There already exists a circle ingest processor that creates a polygon from a point and radius definition. This concept is useful when there is need to use spatial operations that work with indexable geometries on geometric objects that are not defined spatially (or at least not indexable by lucene). In this case, the string 4/8/5 does not have spatial meaning, until we interpret it as the address of a rectangular geotile, and save the bounding box defining its border for further use. Likewise we can interpret geohash strings like u0 as a tile, and H3 strings like 811fbffffffffff as an hexagonal cell, saving the cell border as a polygon.

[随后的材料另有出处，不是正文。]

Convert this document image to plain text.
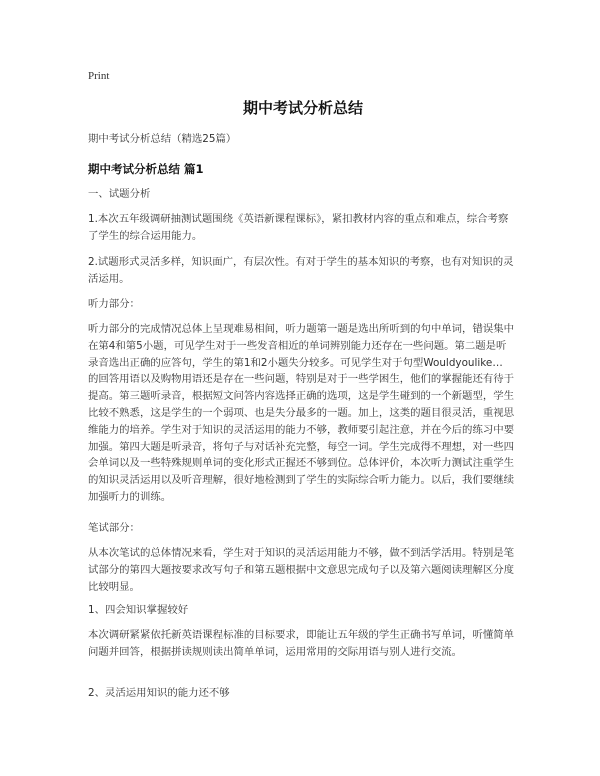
Print
期中考试分析总结

期中考试分析总结（精选25篇）

期中考试分析总结 篇1

一、试题分析

1.本次五年级调研抽测试题围绕《英语新课程课标》，紧扣教材内容的重点和难点，综合考察了学生的综合运用能力。

2.试题形式灵活多样，知识面广，有层次性。有对于学生的基本知识的考察，也有对知识的灵活运用。

听力部分：

听力部分的完成情况总体上呈现难易相间，听力题第一题是选出所听到的句中单词，错误集中在第4和第5小题，可见学生对于一些发音相近的单词辨别能力还存在一些问题。第二题是听录音选出正确的应答句，学生的第1和2小题失分较多。可见学生对于句型Wouldyoulike… 的回答用语以及购物用语还是存在一些问题，特别是对于一些学困生，他们的掌握能还有待于提高。第三题听录音，根据短文问答内容选择正确的选项，这是学生碰到的一个新题型，学生比较不熟悉，这是学生的一个弱项、也是失分最多的一题。加上，这类的题目很灵活，重视思维能力的培养。学生对于知识的灵活运用的能力不够，教师要引起注意，并在今后的练习中要加强。第四大题是听录音，将句子与对话补充完整，每空一词。学生完成得不理想，对一些四会单词以及一些特殊规则单词的变化形式正握还不够到位。总体评价，本次听力测试注重学生的知识灵活运用以及听音理解，很好地检测到了学生的实际综合听力能力。以后，我们要继续加强听力的训练。

笔试部分：

从本次笔试的总体情况来看，学生对于知识的灵活运用能力不够，做不到活学活用。特别是笔试部分的第四大题按要求改写句子和第五题根据中文意思完成句子以及第六题阅读理解区分度比较明显。

1、四会知识掌握较好

本次调研紧紧依托新英语课程标准的目标要求，即能让五年级的学生正确书写单词，听懂简单问题并回答，根据拼读规则读出简单单词，运用常用的交际用语与别人进行交流。

2、灵活运用知识的能力还不够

已经存在一个圆摄取处理器,它根据点和半径定义创建一个多边形。当需要使用空间操作时,这个概念非常有用,这些空间操作可以对没有空间定义的几何对象(或者至少不能被 Lucene 索引)使用可索引的几何形状。在这种情况下,字符串4/8/5没有空间意义,直到我们将其解释为一个矩形土工织物的地址,并保存定义其边界的边框以供进一步使用。同样,我们可以将 u0这样的地理哈希字符串解释为平铺字符串,将811fbffffffff 这样的 H3字符串解释为六边形单元格,从而将单元格边界保存为多边形。

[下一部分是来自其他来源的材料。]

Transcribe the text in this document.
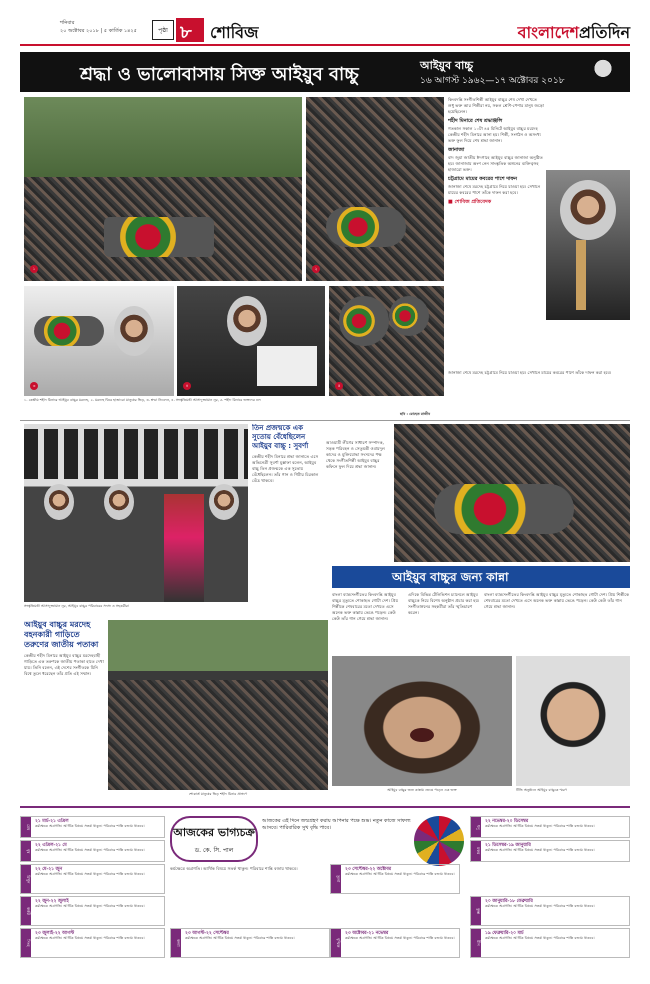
শনিবার
২০ অক্টোবর ২০১৮ | ৫ কার্তিক ১৪২৫	পৃষ্ঠা ৮ শোবিজ	বাংলাদেশপ্রতিদিন
শ্রদ্ধা ও ভালোবাসায় সিক্ত আইয়ুব বাচ্চু	আইয়ুব বাচ্চু
১৬ আগস্ট ১৯৬২—১৭ অক্টোবর ২০১৮
১	২
কিংবদন্তি সংগীতশিল্পী আইয়ুব বাচ্চুর শেষ দেখা দেখতে শুধু ভক্ত আর শিল্পীরা নয়, সকল শ্রেণি-পেশার মানুষ জড়ো হয়েছিলেন।
শহীদ মিনারে শেষ শ্রদ্ধাঞ্জলি
গতকাল সকাল ১০টা ৪৫ মিনিটে আইয়ুব বাচ্চুর মরদেহ কেন্দ্রীয় শহীদ মিনারে আনা হয়। শিল্পী, সংগঠন ও অসংখ্য ভক্ত ফুল দিয়ে শেষ শ্রদ্ধা জানান।
জানাজা
বাদ জুমা জাতীয় ঈদগাহে আইয়ুব বাচ্চুর জানাজা অনুষ্ঠিত হয়। জানাজায় অংশ নেন সাংস্কৃতিক অঙ্গনের ব্যক্তিত্বসহ হাজারো ভক্ত।
চট্টগ্রামে মায়ের কবরের পাশে দাফন
জানাজা শেষে মরদেহ চট্টগ্রামে নিয়ে যাওয়া হয়। সেখানে মায়ের কবরের পাশে তাঁকে দাফন করা হবে।
■ শোবিজ প্রতিবেদক
৩	৪	৫
১. কেন্দ্রীয় শহীদ মিনারে আইয়ুব বাচ্চুর মরদেহ, ২. মরদেহ ঘিরে হাজারো মানুষের ভিড়, ৩. শ্রদ্ধা নিবেদন, ৪. সংস্কৃতিমন্ত্রী আসাদুজ্জামান নূর, ৫. শহীদ মিনারে ভক্তদের ঢল
ছবি : রোহেত রাজীব
জানাজা শেষে মরদেহ চট্টগ্রামে নিয়ে যাওয়া হয়। সেখানে মায়ের কবরের পাশে তাঁকে দাফন করা হবে।
সংস্কৃতিমন্ত্রী আসাদুজ্জামান নূর, আইয়ুব বাচ্চুর পরিবারের সদস্য ও সহকর্মীরা
তিন প্রজন্মকে এক সুতোয় বেঁধেছিলেন আইয়ুব বাচ্চু : সুবর্ণা
কেন্দ্রীয় শহীদ মিনারে শ্রদ্ধা জানাতে এসে অভিনেত্রী সুবর্ণা মুস্তাফা বলেন, আইয়ুব বাচ্চু তিন প্রজন্মকে এক সুতোয় বেঁধেছিলেন। তাঁর গান ও গিটার চিরকাল বেঁচে থাকবে।
আওয়ামী লীগের সাধারণ সম্পাদক, সড়ক পরিবহন ও সেতুমন্ত্রী ওবায়দুল কাদের ও মুক্তিযোদ্ধা সংসদের পক্ষ থেকে সংগীতশিল্পী আইয়ুব বাচ্চুর কফিনে ফুল দিয়ে শ্রদ্ধা জানান।
আইয়ুব বাচ্চুর মরদেহ বহনকারী গাড়িতে তরুণের জাতীয় পতাকা
কেন্দ্রীয় শহীদ মিনারে আইয়ুব বাচ্চুর মরদেহবাহী গাড়িতে এক তরুণকে জাতীয় পতাকা হাতে দেখা যায়। তিনি বলেন, এই দেশের সংগীতকে যিনি বিশ্বে তুলে ধরেছেন তাঁর প্রতি এই সম্মান।
শোকার্ত মানুষের ভিড় শহীদ মিনার প্রাঙ্গণে
আইয়ুব বাচ্চুর জন্য কান্না
বাংলা ব্যান্ডসংগীতের কিংবদন্তি আইয়ুব বাচ্চুর মৃত্যুতে শোকাহত গোটা দেশ। প্রিয় শিল্পীকে শেষবারের মতো দেখতে এসে অনেক ভক্ত কান্নায় ভেঙে পড়েন। কেউ কেউ তাঁর গান গেয়ে শ্রদ্ধা জানান।
এদিকে বিভিন্ন টেলিভিশন চ্যানেলে আইয়ুব বাচ্চুকে নিয়ে বিশেষ অনুষ্ঠান প্রচার করা হয়। সংগীতাঙ্গনের সহকর্মীরা তাঁর স্মৃতিচারণ করেন।
বাংলা ব্যান্ডসংগীতের কিংবদন্তি আইয়ুব বাচ্চুর মৃত্যুতে শোকাহত গোটা দেশ। প্রিয় শিল্পীকে শেষবারের মতো দেখতে এসে অনেক ভক্ত কান্নায় ভেঙে পড়েন। কেউ কেউ তাঁর গান গেয়ে শ্রদ্ধা জানান।
আইয়ুব বাচ্চুর জন্য কান্নায় ভেঙে পড়েন এক ভক্ত	টিভি অনুষ্ঠানে আইয়ুব বাচ্চুকে স্মরণ
আজকের ভাগ্যচক্র
ড. কে. সি. পাল
আজকের এই দিনে জন্মগ্রহণ করায় আপনার পক্ষে শুভ। নতুন কাজে সাফল্য আসবে। পারিবারিক সুখ বৃদ্ধি পাবে।
মেষ
২১ মার্চ-২১ এপ্রিল
কর্মক্ষেত্রে অগ্রগতি। আর্থিক বিষয়ে সতর্ক থাকুন। পরিবারে শান্তি বজায় থাকবে।
বৃষ
২২ এপ্রিল-২১ মে
কর্মক্ষেত্রে অগ্রগতি। আর্থিক বিষয়ে সতর্ক থাকুন। পরিবারে শান্তি বজায় থাকবে।
মিথুন
২২ মে-২১ জুন
কর্মক্ষেত্রে অগ্রগতি। আর্থিক বিষয়ে সতর্ক থাকুন। পরিবারে শান্তি বজায় থাকবে।
কর্কট
২২ জুন-২২ জুলাই
কর্মক্ষেত্রে অগ্রগতি। আর্থিক বিষয়ে সতর্ক থাকুন। পরিবারে শান্তি বজায় থাকবে।
সিংহ
২৩ জুলাই-২২ আগস্ট
কর্মক্ষেত্রে অগ্রগতি। আর্থিক বিষয়ে সতর্ক থাকুন। পরিবারে শান্তি বজায় থাকবে।
কন্যা
২৩ আগস্ট-২২ সেপ্টেম্বর
কর্মক্ষেত্রে অগ্রগতি। আর্থিক বিষয়ে সতর্ক থাকুন। পরিবারে শান্তি বজায় থাকবে।
তুলা
২৩ সেপ্টেম্বর-২২ অক্টোবর
কর্মক্ষেত্রে অগ্রগতি। আর্থিক বিষয়ে সতর্ক থাকুন। পরিবারে শান্তি বজায় থাকবে।
বৃশ্চিক
২৩ অক্টোবর-২১ নভেম্বর
কর্মক্ষেত্রে অগ্রগতি। আর্থিক বিষয়ে সতর্ক থাকুন। পরিবারে শান্তি বজায় থাকবে।
ধনু
২২ নভেম্বর-২০ ডিসেম্বর
কর্মক্ষেত্রে অগ্রগতি। আর্থিক বিষয়ে সতর্ক থাকুন। পরিবারে শান্তি বজায় থাকবে।
মকর
২১ ডিসেম্বর-১৯ জানুয়ারি
কর্মক্ষেত্রে অগ্রগতি। আর্থিক বিষয়ে সতর্ক থাকুন। পরিবারে শান্তি বজায় থাকবে।
কুম্ভ
২০ জানুয়ারি-১৮ ফেব্রুয়ারি
কর্মক্ষেত্রে অগ্রগতি। আর্থিক বিষয়ে সতর্ক থাকুন। পরিবারে শান্তি বজায় থাকবে।
মীন
১৯ ফেব্রুয়ারি-২০ মার্চ
কর্মক্ষেত্রে অগ্রগতি। আর্থিক বিষয়ে সতর্ক থাকুন। পরিবারে শান্তি বজায় থাকবে।
কর্মক্ষেত্রে অগ্রগতি। আর্থিক বিষয়ে সতর্ক থাকুন। পরিবারে শান্তি বজায় থাকবে।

Kibana map with three H3 layers: cell

#93370

Make 制造 frequent_item_sets aggregation GA 聚合 GAedit编辑

The frequent_item_sets aggregation has been moved from technical preview to general availability.

经常项目集聚合已经从技术预览转移到通用可用性。

#93421

Release time_series and rate (on counter fields) aggegations as tech preview作为技术预览发布时间序列和速率(在计数器字段上)聚合edit编辑

Make time_series aggregation and rate aggregation (on counter fields) available without using the time series feature flag. This change makes these aggregations available as tech preview.

使时间序列聚合和速率聚合(在计数器字段上)可用,而不使用时间序列特性标志。此更改使这些聚合可以作为技术预览。

Currently there is no documentation about the time_series aggregation. This will be added in a followup change.

目前没有关于 time _ Series 聚合的文档,这将在后续更改中添加。